In fact, I'd go even further and say it's the essence of
the Erastosthenes method that we _do not_ try to figure 
out if 13 (for example) goes evenly into some gnarly 
multi-digit number -- nor should we ask the computer 
this question.

In filtering out non-primes, we're just counting off, and 
crossing out every 13th number, never trying to divide 
anything into anything else and looking at the remainder.

So I'd say the % or mod operator really _can't_ be part 
of this process -- IF we're going to call this is a 
Sieve of Erastosthenes.  Gotta remain faithful to the 
core strategy to merit that moniker.

Trial-by-division, on the other hand, does use % (aka mod).

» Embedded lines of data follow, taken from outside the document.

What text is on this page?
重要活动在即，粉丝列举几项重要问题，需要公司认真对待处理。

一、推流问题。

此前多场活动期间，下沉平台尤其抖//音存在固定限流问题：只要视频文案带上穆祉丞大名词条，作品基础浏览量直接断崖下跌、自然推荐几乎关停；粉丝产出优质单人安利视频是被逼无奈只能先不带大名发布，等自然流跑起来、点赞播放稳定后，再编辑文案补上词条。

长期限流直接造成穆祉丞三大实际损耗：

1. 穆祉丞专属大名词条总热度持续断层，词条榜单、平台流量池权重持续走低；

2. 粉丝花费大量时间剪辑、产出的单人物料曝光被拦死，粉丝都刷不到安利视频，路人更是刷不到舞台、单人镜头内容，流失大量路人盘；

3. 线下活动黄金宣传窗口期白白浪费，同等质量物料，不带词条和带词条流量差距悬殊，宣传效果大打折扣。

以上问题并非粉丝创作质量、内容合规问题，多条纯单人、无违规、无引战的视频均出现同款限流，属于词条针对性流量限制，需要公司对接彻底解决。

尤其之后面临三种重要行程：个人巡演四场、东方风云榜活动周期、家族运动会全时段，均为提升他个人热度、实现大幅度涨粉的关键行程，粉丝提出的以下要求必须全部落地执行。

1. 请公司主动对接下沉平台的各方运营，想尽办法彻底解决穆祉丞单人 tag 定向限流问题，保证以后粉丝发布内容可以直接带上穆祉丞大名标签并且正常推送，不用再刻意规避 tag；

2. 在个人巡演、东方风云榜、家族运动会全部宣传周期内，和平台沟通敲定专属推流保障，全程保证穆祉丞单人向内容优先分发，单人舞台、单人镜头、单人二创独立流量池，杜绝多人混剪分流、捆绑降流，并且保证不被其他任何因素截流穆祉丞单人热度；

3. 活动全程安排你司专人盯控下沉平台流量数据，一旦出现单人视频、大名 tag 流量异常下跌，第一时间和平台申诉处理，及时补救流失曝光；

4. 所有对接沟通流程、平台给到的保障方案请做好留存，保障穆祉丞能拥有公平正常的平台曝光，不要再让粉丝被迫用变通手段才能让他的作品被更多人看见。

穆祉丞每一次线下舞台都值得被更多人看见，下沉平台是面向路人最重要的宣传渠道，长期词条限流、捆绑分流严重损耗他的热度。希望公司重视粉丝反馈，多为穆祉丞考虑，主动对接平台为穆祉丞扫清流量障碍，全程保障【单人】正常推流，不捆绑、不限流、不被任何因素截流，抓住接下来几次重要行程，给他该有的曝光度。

Again, I certainly learned from John's post and value his 
contribution.  I'm not a Python guru (yet) and likely 
could compactify my code (without sacrificing readability)
in many methods -- including in erastosthenes().

Kirby

PS:  Dustin, would your agree that reduce(mul,terms) and 
reduce(add,terms) are a useful way to introduce sums and
products, corresponding to geeky greek symbols capital
SIGMA and capital PI.  In other words:

from operator import mul,add

def sum(terms):
   """Same as SIGMA (terms is a list)"""
   return reduce(add,terms)

def product(terms):
   """Same as PI (terms is a list)"""
   return reduce(mul,terms)

Would these be useful as "math through programming" 
Python definitions?   

Note: n! would be the same as product( range(1,n+1) ).